Whilst I was reading this article – hailing the impending legalisation of changaa in Kenya – I noticed that the writer failed to mention what alcohol in any form does to our bodies, our household economies, our public health and our development as a nation. The only thing he cared about is the legalisation of a substance that makes people ill, distorts their way of thinking, and causes accidents and deaths of the user and innocents.
Beyond the usual problem of journalists forgetting (or ignoring?) to look at all aspects of the alcohol issue, i.e. alcohol-related harm, independent evidence on how to prevent it, I also found myself wondering:
Is this what the Kenyan entrepreneurship should be about? Making a quick buck out of the demise of others? What is the difference between the big alcohol producers and the local changaa ones? None. Both are manufacturing a product that is detrimental to our development as people. Just because the alcohol is made by smaller industry doesn’t make it a lesser danger to those who use it. The effect is the same.
Legalization of changaa brewing doesn’t make it less dangerous. For example, the alcohol that killed almost 100 people in Kenya in May 2014 was legal; it had the Kenya Bureau of Standards (KEBS) stamp on it. It was legally manufactured and legally sold. Yet the manufacturer, out of greed (my guess is the entrepreneurial mind at work?) adulterated it with methanol, a poison.
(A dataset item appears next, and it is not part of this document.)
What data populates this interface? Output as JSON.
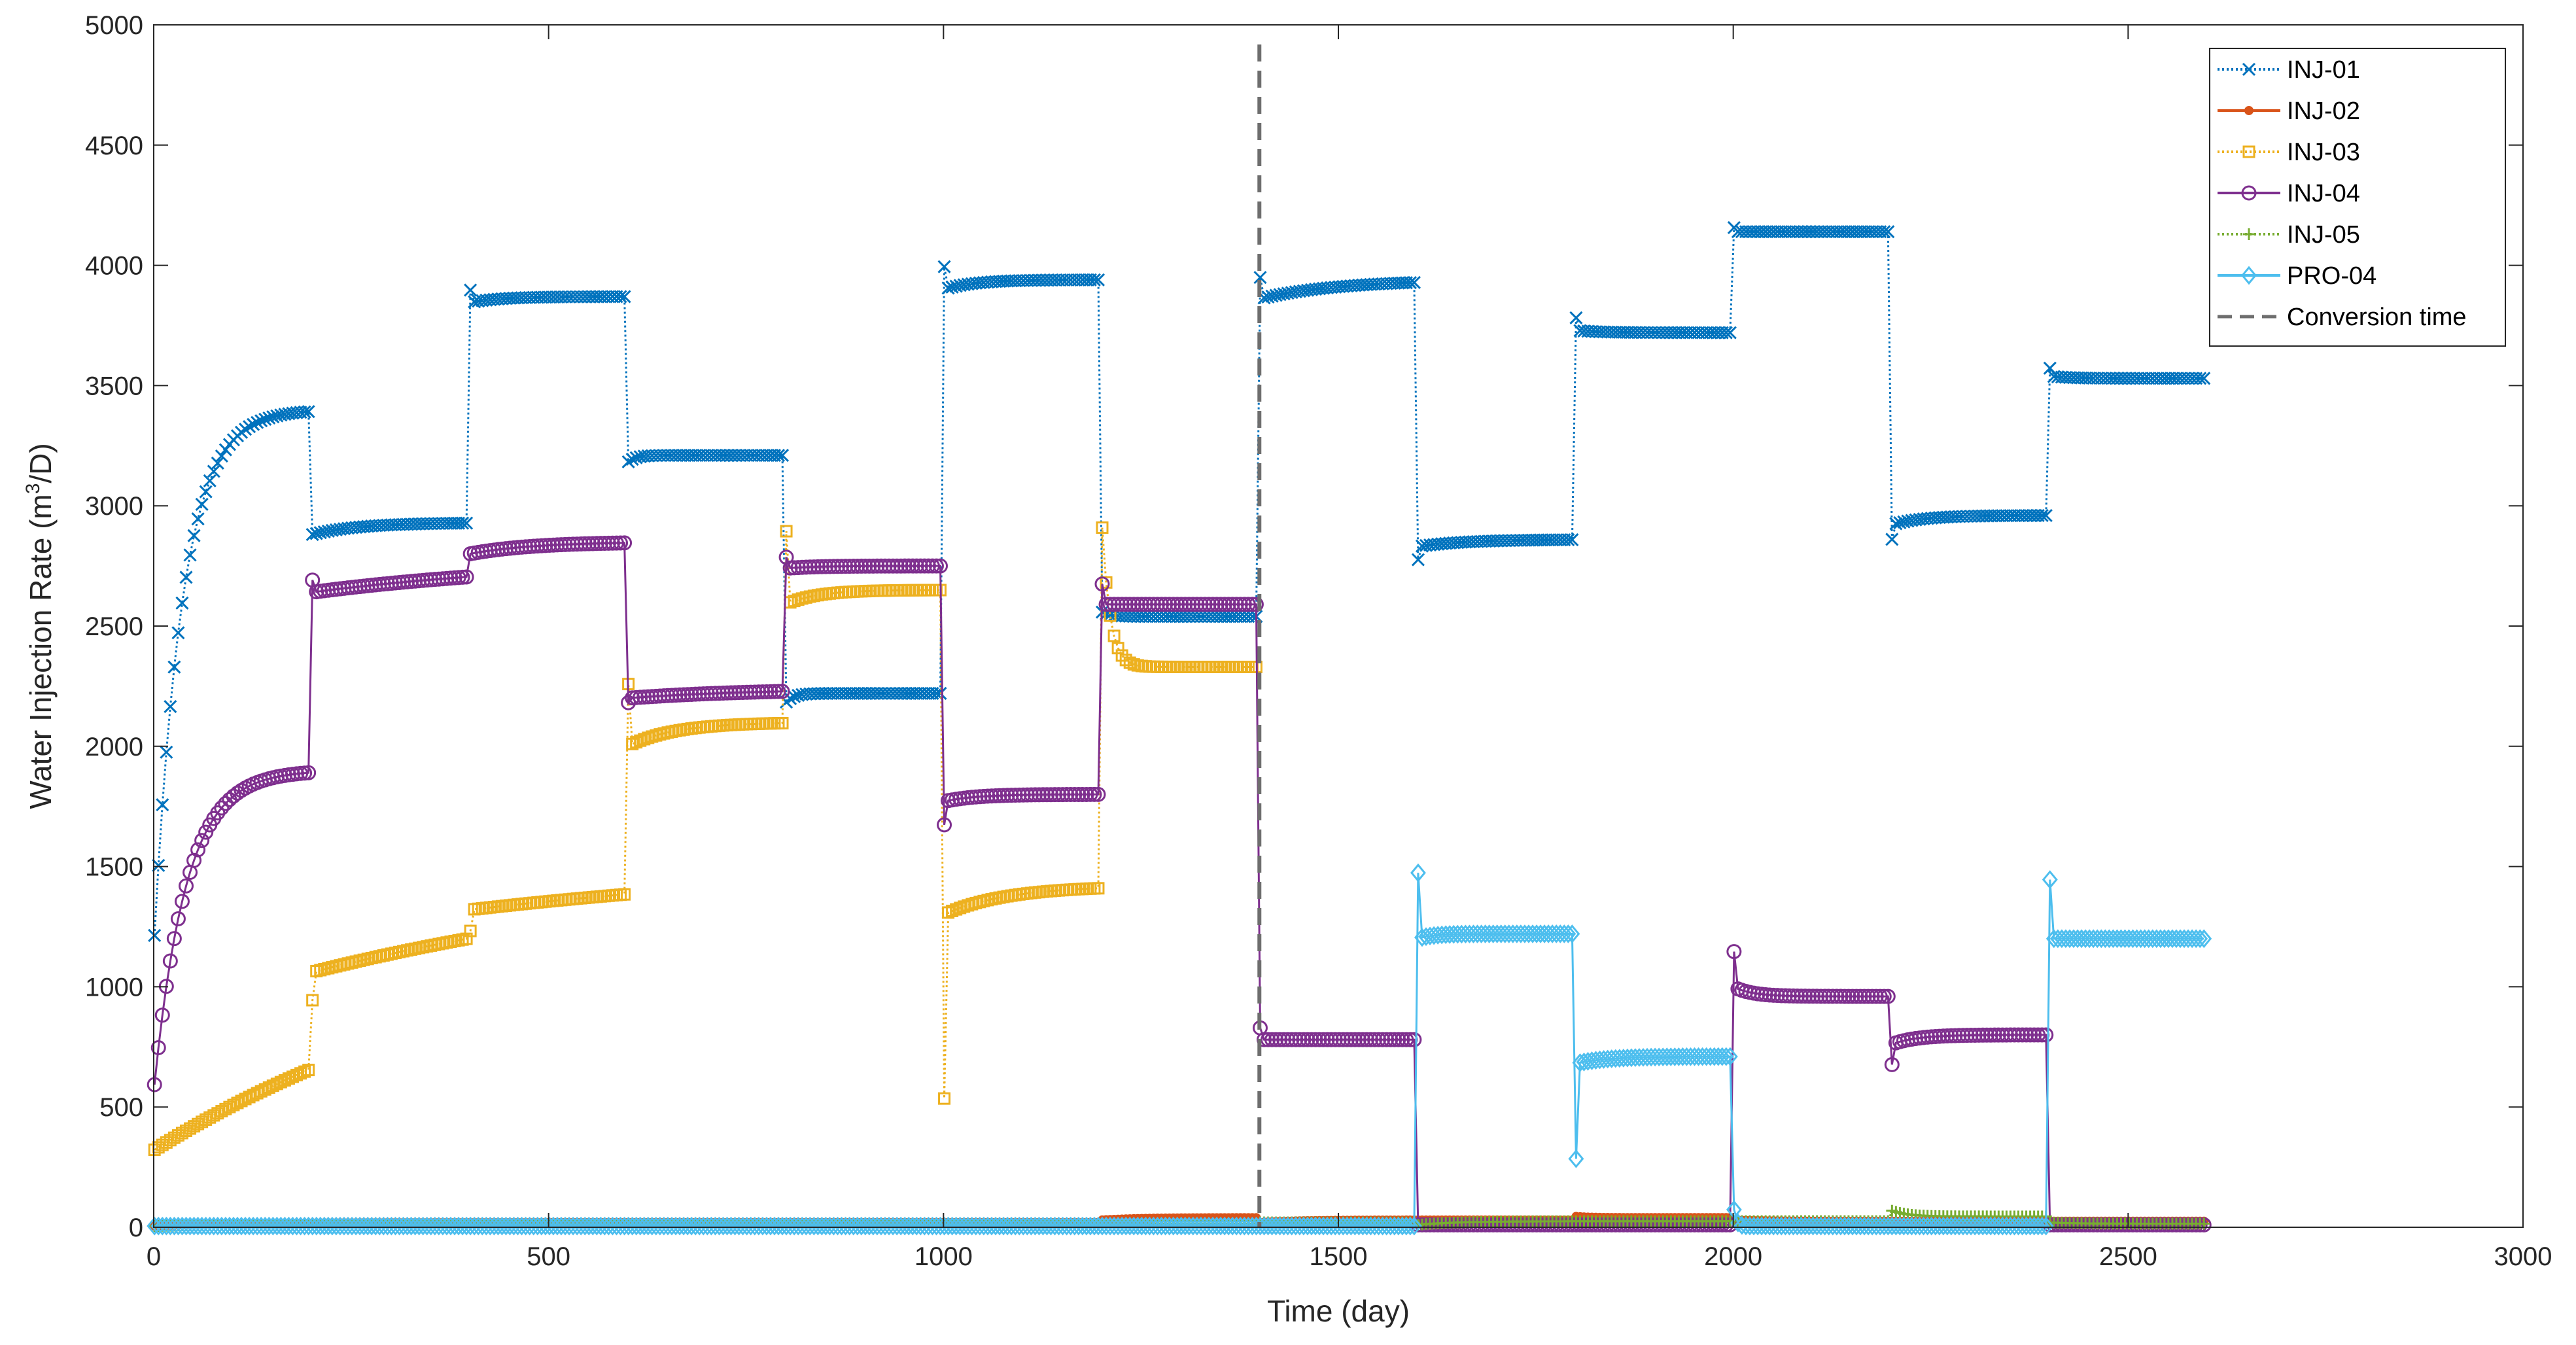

Back then the BBC reported: “Consumption of homemade brew is popular in Kenya, where many people cannot afford to buy standardised alcohol… In a move to regulate the trade in 2010 the government allowed production as long as it was commercially bottled and sold at licensed premises.”
Who is to say that the ‘legal’ changaa manufacturers will not do the same when they see their profits dwindling?
I think it is important to bear in mind the fact that historically, brews like changaa were only used during special rituals and ceremonies and not every day. It was not brewed every day nor was it adulterated and sold for profit.
Instead of singing from rooftops about legalization of changaa distilleries, the writer should be thinking of the wellbeing of the alcohol users, victims of alcohol harm and the sustainable development of our country.
The writer needs to be more concerned about the health and social welfare of the poor that he so loudly wants to ‘help’. Changaa costs money, therefore, the little that is earned will go to purchasing it. Children will become malnourished, will not be able to attend school. After all, free education isn’t free because books, uniforms and monetary contributions are expected in Primary Schools. Secondary school fees are phenomenal.
How will the country develop when hard earned money goes to ‘legal changaa’? Violence against women and children will also increase since up to 80% of all cases of gender-based violence are related to alcohol use. I would suggest to the writer do a little experiment. Calculate how much will be spent on alcohol use in a month and consider what else more constructive which that money could be used on.
We need to remember that it is counterproductive to replace one bad thing with another. We will end up in a vicious cycle of despair and poverty just because we want to support local industry. Alcohol is a drug which makes a lot of countries bleed profusely in terms of healthcare, employment opportunities lost, productivity eroded, lives lost, families broken and poverty increased and perpetuated. Let’s look at the bigger picture and tell it like it is. Legal or illegal, alcohol is an obstacle to development.